Page MenuHomePhabricator

Setup periodic crawling
Closed, ResolvedPublic

Description

We have a cli tool to perform a crawl, but we do not currently have anything setup to actually run that command periodically.

This also implies figuring out what we will use to schedule tasks. Local cron is not a realistic option in a k8s deployed system, but we could do:

  • cron on a metal server + web API
  • celery + celery beat
  • k8s scheduled jobs? (Not sure if prod k8s supports that object type or not)

Celery is probably the "best" thing for parity between dev and prod.

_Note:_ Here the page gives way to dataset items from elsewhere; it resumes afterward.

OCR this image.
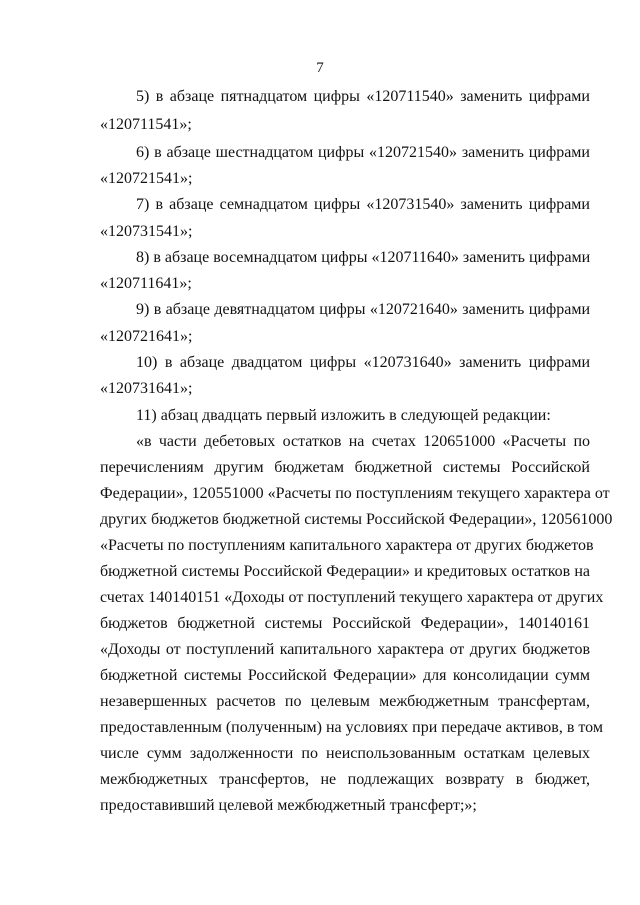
7
5) в абзаце пятнадцатом цифры «120711540» заменить цифрами
«120711541»;
6) в абзаце шестнадцатом цифры «120721540» заменить цифрами
«120721541»;
7) в абзаце семнадцатом цифры «120731540» заменить цифрами
«120731541»;
8) в абзаце восемнадцатом цифры «120711640» заменить цифрами
«120711641»;
9) в абзаце девятнадцатом цифры «120721640» заменить цифрами
«120721641»;
10) в абзаце двадцатом цифры «120731640» заменить цифрами
«120731641»;
11) абзац двадцать первый изложить в следующей редакции:
«в части дебетовых остатков на счетах 120651000 «Расчеты по
перечислениям другим бюджетам бюджетной системы Российской
Федерации», 120551000 «Расчеты по поступлениям текущего характера от
других бюджетов бюджетной системы Российской Федерации», 120561000
«Расчеты по поступлениям капитального характера от других бюджетов
бюджетной системы Российской Федерации» и кредитовых остатков на
счетах 140140151 «Доходы от поступлений текущего характера от других
бюджетов бюджетной системы Российской Федерации», 140140161
«Доходы от поступлений капитального характера от других бюджетов
бюджетной системы Российской Федерации» для консолидации сумм
незавершенных расчетов по целевым межбюджетным трансфертам,
предоставленным (полученным) на условиях при передаче активов, в том
числе сумм задолженности по неиспользованным остаткам целевых
межбюджетных трансфертов, не подлежащих возврату в бюджет,
предоставивший целевой межбюджетный трансферт;»;
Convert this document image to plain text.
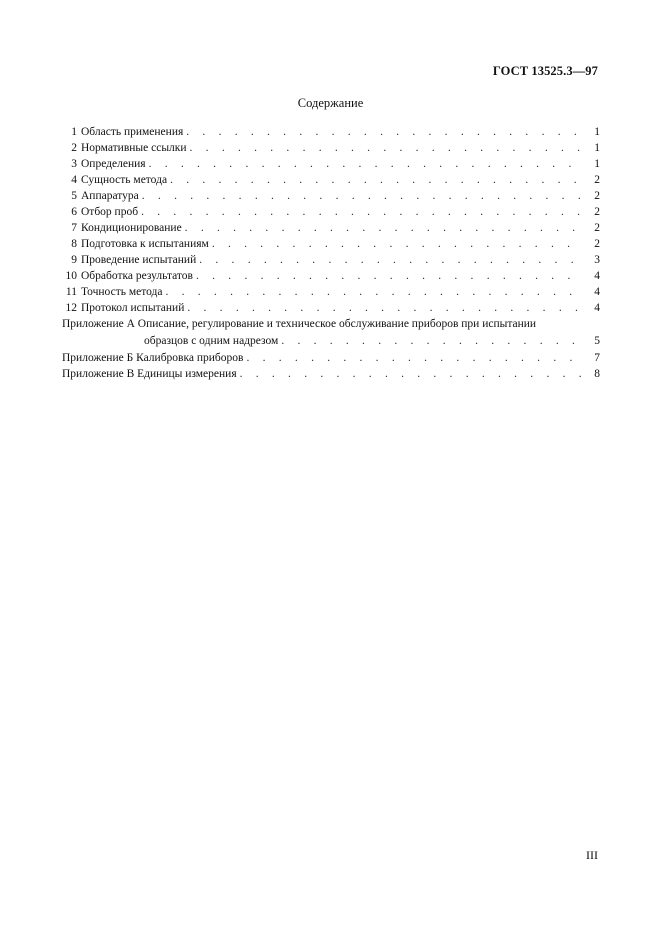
ГОСТ 13525.3—97
Содержание
1 Область применения . . .	1
2 Нормативные ссылки . . .	1
3 Определения . . .	1
4 Сущность метода . . .	2
5 Аппаратура . . .	2
6 Отбор проб . . .	2
7 Кондиционирование . . .	2
8 Подготовка к испытаниям . . .	2
9 Проведение испытаний . . .	3
10 Обработка результатов . . .	4
11 Точность метода . . .	4
12 Протокол испытаний . . .	4
Приложение А Описание, регулирование и техническое обслуживание приборов при испытании
образцов с одним надрезом . . .	5
Приложение Б Калибровка приборов . . .	7
Приложение В Единицы измерения . . .	8
III
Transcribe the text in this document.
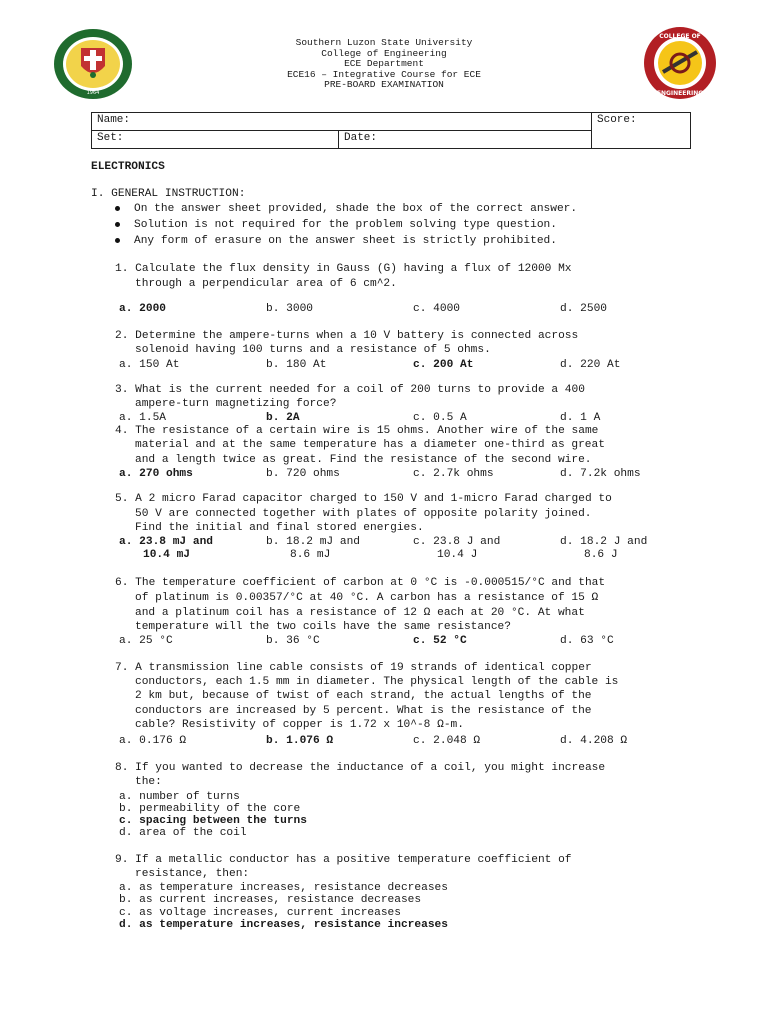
1964
COLLEGE OF
ENGINEERING
Southern Luzon State University
College of Engineering
ECE Department
ECE16 – Integrative Course for ECE
PRE-BOARD EXAMINATION
Name:		Score:
Set:	Date:	
ELECTRONICS
I. GENERAL INSTRUCTION:
On the answer sheet provided, shade the box of the correct answer.
Solution is not required for the problem solving type question.
Any form of erasure on the answer sheet is strictly prohibited.
1. Calculate the flux density in Gauss (G) having a flux of 12000 Mx
through a perpendicular area of 6 cm^2.
a. 2000	b. 3000	c. 4000	d. 2500
2. Determine the ampere-turns when a 10 V battery is connected across
solenoid having 100 turns and a resistance of 5 ohms.
a. 150 At	b. 180 At	c. 200 At	d. 220 At
3. What is the current needed for a coil of 200 turns to provide a 400
ampere-turn magnetizing force?
a. 1.5A	b. 2A	c. 0.5 A	d. 1 A
4. The resistance of a certain wire is 15 ohms. Another wire of the same
material and at the same temperature has a diameter one-third as great
and a length twice as great. Find the resistance of the second wire.
a. 270 ohms	b. 720 ohms	c. 2.7k ohms	d. 7.2k ohms
5. A 2 micro Farad capacitor charged to 150 V and 1-micro Farad charged to
50 V are connected together with plates of opposite polarity joined.
Find the initial and final stored energies.
a. 23.8 mJ and
10.4 mJ
b. 18.2 mJ and
8.6 mJ
c. 23.8 J and
10.4 J
d. 18.2 J and
8.6 J
6. The temperature coefficient of carbon at 0 °C is -0.000515/°C and that
of platinum is 0.00357/°C at 40 °C. A carbon has a resistance of 15 Ω
and a platinum coil has a resistance of 12 Ω each at 20 °C. At what
temperature will the two coils have the same resistance?
a. 25 °C	b. 36 °C	c. 52 °C	d. 63 °C
7. A transmission line cable consists of 19 strands of identical copper
conductors, each 1.5 mm in diameter. The physical length of the cable is
2 km but, because of twist of each strand, the actual lengths of the
conductors are increased by 5 percent. What is the resistance of the
cable? Resistivity of copper is 1.72 x 10^-8 Ω-m.
a. 0.176 Ω	b. 1.076 Ω	c. 2.048 Ω	d. 4.208 Ω
8. If you wanted to decrease the inductance of a coil, you might increase
the:
a. number of turns
b. permeability of the core
c. spacing between the turns
d. area of the coil
9. If a metallic conductor has a positive temperature coefficient of
resistance, then:
a. as temperature increases, resistance decreases
b. as current increases, resistance decreases
c. as voltage increases, current increases
d. as temperature increases, resistance increases
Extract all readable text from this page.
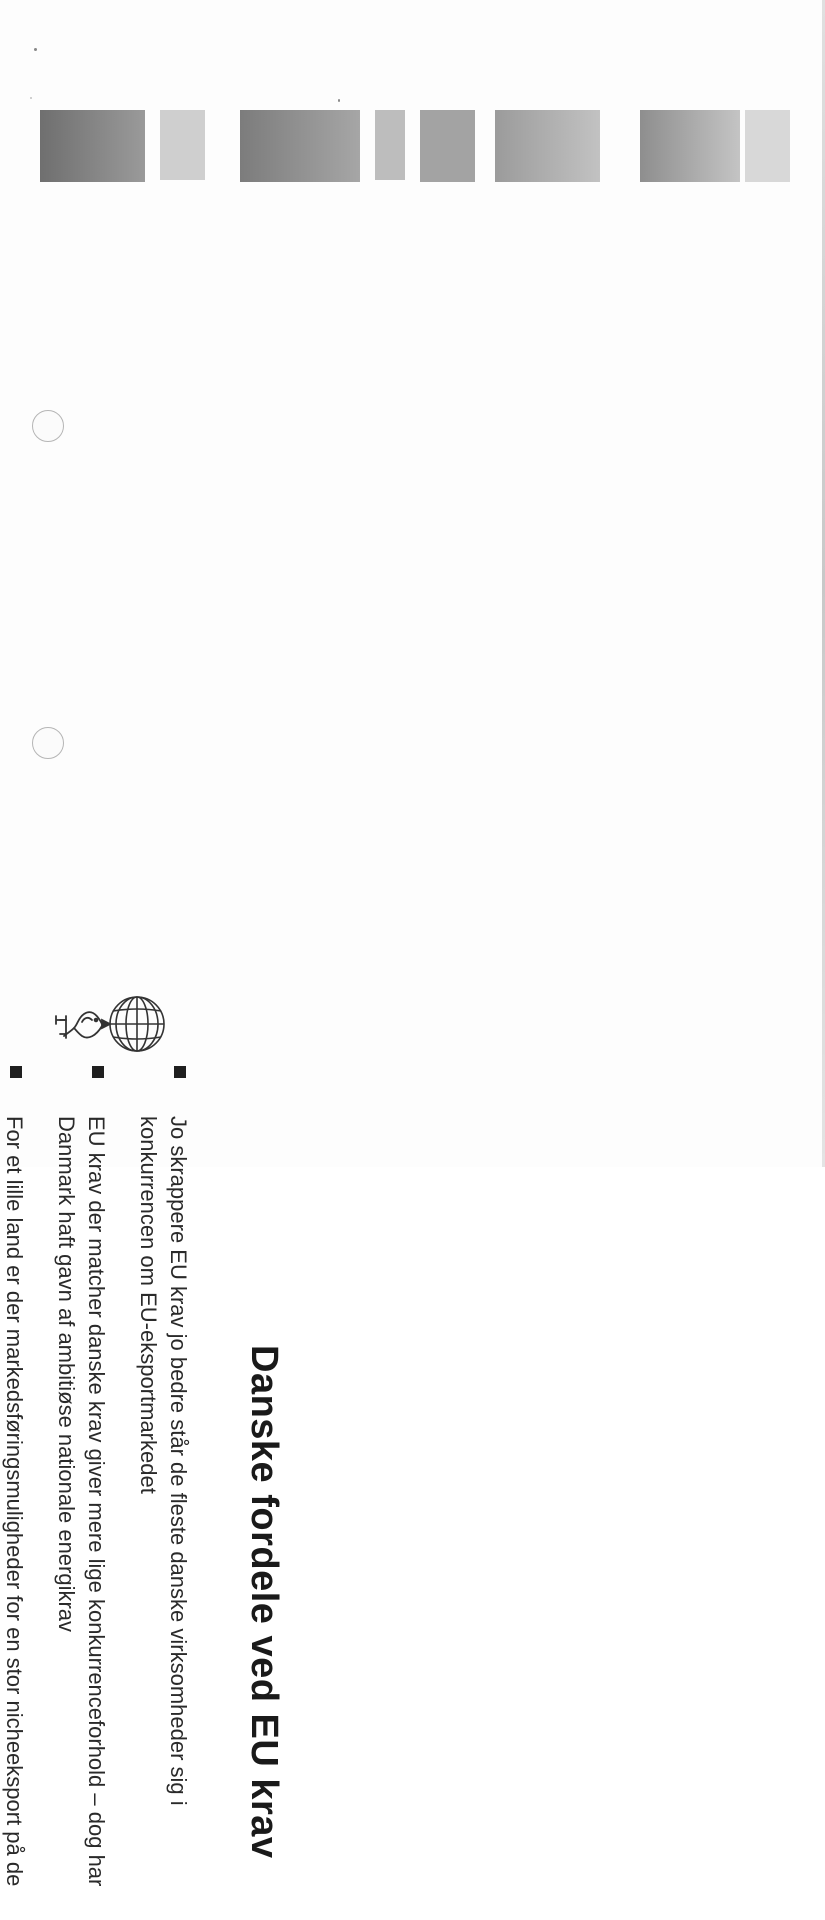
Danske fordele ved EU krav
Jo skrappere EU krav jo bedre står de fleste danske virksomheder sig i konkurrencen om EU-eksportmarkedet
EU krav der matcher danske krav giver mere lige konkurrenceforhold – dog har Danmark haft gavn af ambitiøse nationale energikrav
For et lille land er der markedsføringsmuligheder for en stor nicheeksport på de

That would in theory give us another way to scale too (horizontal worker scaling).

Details

Event Timeline

Celery is probably the "best" thing for parity between dev and prod. That would in theory give us another way to scale too (horizontal worker scaling).

The more I think about this, the more it feels like a Kubernetes CronJob would actually be the simplest thing to use initially if that is supported in the prod k8s cluster.

Change 710704 had a related patch set uploaded (by BryanDavis; author: Bryan Davis):

[operations/deployment-charts@master] toolhub: Add CronJob for crawer

https://gerrit.wikimedia.org/r/710704

Change 710704 merged by jenkins-bot:

[operations/deployment-charts@master] toolhub: Add CronJob for crawler

https://gerrit.wikimedia.org/r/710704